The backdrop for both the new and the old indictments is a long-standing ban in Texas on corporate contributions, and the fact that some of these funds were collected in Texas and sent to an arm of the Republican National Committee in Washington. The RNC several weeks later sent checks for a commensurate amount to Texas Republican candidates on a list that Earle alleges was formulated by the conspirators.
The RNC says the checks sent to Texas were drawn on a different account than the one that received the money from Texas, making the transactions legal. But Earle claims the use of the two accounts was nothing more than an illegal dodge.
Dick DeGuerin, one of DeLay's attorneys, asserted on Monday that the new money laundering charge was brought this week because Earle realized that last week's conspiracy charge rested on an erroneous interpretation of the law. He said the crime of conspiracy was not covered by the state election law at the time of the alleged violation, in late 2002.
Responding to Earle's new statement, DeGuerin said, "That is just a confabulation. What information came over the weekend? What came over the weekend is that he heard we were going to move to quash the indictment because the statute had not been written yet in 2002."

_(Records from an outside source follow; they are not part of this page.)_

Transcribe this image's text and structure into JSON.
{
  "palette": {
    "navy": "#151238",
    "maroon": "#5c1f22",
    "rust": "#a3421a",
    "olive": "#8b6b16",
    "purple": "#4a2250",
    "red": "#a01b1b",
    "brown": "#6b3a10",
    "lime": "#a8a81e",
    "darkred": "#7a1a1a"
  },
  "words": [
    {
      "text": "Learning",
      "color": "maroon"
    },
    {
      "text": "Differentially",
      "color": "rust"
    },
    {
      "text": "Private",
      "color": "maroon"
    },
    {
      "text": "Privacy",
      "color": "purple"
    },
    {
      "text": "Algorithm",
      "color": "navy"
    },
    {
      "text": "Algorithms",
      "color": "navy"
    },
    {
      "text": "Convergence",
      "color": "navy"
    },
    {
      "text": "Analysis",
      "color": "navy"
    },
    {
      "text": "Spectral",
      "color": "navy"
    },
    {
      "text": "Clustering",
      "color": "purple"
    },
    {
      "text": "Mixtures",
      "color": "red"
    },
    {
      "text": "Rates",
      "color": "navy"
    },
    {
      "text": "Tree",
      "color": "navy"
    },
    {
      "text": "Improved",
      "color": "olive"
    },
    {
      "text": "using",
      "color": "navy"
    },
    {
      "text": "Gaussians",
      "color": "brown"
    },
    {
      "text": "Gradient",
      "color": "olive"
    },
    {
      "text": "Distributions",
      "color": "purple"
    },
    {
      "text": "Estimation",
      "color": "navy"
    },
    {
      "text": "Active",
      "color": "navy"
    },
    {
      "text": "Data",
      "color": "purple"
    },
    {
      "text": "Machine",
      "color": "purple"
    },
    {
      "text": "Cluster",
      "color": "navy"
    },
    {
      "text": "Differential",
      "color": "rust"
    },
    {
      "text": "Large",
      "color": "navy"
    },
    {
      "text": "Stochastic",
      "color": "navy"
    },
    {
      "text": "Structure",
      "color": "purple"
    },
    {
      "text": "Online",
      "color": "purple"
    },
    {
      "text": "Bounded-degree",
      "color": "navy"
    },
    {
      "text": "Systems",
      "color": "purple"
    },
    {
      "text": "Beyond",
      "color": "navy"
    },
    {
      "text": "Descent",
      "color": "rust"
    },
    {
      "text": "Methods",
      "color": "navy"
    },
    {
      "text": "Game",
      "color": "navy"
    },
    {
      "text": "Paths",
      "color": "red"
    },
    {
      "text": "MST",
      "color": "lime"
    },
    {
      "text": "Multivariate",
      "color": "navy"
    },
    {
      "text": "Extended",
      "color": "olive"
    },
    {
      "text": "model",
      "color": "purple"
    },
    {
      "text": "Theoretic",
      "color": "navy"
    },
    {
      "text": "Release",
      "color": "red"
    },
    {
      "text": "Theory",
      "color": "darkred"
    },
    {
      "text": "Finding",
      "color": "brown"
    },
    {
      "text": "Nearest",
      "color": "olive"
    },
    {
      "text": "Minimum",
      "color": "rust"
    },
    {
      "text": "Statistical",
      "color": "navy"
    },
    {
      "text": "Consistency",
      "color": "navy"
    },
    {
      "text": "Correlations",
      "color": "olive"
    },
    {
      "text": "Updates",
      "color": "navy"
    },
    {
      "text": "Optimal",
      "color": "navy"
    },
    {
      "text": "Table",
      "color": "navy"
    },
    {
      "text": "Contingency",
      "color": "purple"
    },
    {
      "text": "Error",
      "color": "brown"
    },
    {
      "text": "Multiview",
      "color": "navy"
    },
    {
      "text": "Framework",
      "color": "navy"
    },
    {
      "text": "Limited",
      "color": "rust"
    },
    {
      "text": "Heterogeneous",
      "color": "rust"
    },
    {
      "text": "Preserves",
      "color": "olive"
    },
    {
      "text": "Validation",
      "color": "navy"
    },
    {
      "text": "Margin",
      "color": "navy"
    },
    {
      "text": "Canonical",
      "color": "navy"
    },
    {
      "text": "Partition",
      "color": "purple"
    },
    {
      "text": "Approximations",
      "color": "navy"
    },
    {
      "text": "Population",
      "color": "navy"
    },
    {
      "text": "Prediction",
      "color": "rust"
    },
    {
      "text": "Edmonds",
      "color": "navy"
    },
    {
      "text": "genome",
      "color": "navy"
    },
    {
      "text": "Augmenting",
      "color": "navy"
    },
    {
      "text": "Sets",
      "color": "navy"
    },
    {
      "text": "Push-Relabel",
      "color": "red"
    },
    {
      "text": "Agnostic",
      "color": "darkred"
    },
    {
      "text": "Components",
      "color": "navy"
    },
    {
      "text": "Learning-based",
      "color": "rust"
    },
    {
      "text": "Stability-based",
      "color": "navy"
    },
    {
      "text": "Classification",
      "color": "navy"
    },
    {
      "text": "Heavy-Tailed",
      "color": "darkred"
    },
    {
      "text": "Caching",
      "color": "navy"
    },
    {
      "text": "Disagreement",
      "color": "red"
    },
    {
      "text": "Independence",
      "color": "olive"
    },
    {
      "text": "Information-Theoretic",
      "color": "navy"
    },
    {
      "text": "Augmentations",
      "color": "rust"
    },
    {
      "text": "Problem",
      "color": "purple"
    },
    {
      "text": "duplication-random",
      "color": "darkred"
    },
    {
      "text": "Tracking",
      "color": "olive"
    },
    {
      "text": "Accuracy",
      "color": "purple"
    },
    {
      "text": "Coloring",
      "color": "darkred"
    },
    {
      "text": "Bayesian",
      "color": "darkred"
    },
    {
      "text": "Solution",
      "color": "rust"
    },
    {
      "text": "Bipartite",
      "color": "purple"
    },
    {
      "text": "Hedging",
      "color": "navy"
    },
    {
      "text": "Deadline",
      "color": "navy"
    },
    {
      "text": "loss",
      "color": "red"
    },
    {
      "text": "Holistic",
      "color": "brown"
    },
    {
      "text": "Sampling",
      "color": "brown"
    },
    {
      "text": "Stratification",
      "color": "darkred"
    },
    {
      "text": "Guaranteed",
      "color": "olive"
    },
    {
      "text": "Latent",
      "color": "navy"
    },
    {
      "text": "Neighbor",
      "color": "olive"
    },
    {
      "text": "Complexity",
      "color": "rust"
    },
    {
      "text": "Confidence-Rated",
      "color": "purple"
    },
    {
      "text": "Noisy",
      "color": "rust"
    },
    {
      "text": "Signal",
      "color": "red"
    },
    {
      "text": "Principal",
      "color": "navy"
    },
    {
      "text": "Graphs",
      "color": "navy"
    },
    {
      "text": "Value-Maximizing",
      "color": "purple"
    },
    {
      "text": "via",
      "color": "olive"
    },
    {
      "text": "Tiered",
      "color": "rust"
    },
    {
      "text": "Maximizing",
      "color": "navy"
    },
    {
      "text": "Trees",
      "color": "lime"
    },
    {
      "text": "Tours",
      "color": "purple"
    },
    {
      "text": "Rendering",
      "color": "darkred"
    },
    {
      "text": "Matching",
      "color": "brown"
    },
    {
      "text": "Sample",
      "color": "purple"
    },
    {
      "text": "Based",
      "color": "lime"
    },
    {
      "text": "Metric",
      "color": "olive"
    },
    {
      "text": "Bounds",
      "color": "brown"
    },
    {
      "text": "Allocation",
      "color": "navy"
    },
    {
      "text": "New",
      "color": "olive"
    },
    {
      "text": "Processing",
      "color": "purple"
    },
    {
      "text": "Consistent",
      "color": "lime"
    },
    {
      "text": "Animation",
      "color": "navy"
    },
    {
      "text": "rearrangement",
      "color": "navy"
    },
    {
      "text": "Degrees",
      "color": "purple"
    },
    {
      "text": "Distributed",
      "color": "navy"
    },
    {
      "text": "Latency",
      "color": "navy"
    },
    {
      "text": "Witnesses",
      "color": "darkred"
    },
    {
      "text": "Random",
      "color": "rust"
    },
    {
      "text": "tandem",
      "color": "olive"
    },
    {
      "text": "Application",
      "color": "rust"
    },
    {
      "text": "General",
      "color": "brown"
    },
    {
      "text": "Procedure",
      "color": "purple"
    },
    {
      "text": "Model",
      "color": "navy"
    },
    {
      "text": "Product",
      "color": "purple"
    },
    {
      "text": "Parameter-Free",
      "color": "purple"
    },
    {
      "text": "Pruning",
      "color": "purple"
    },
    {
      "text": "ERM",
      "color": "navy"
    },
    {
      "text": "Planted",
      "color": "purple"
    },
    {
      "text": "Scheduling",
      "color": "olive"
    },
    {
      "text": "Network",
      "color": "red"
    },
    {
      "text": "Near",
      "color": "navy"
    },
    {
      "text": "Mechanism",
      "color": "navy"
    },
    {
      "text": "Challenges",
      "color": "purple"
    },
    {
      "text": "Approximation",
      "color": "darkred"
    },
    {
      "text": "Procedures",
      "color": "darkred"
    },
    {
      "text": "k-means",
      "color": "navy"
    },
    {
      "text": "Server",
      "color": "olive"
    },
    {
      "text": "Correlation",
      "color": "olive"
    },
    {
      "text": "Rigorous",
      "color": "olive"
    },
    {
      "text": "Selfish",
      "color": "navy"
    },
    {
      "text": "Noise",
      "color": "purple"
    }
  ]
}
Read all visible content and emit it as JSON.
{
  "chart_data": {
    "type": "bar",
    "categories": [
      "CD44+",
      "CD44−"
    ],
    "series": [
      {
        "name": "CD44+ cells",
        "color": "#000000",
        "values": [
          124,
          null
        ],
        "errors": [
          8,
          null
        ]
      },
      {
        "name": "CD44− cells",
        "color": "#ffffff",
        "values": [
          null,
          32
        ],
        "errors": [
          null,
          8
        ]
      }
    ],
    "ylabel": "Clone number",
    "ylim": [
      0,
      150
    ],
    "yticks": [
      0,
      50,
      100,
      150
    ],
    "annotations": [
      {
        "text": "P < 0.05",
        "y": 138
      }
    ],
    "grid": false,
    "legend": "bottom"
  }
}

Earle said in the statement that "issues have arisen regarding that [first] indictment that will be argued in court and resolved by a judge." He also disclosed that Monday's money laundering charge was initially brought before yet another grand jury without success last week.
This third grand jury "declined to indict on the last day of its regular term," Earle said. Then his office acquired "additional information" over the weekend and succeeded in getting the indictment on Monday. There is no law in Texas barring prosecutors from presenting a case to different grand juries, DeGuerin explained.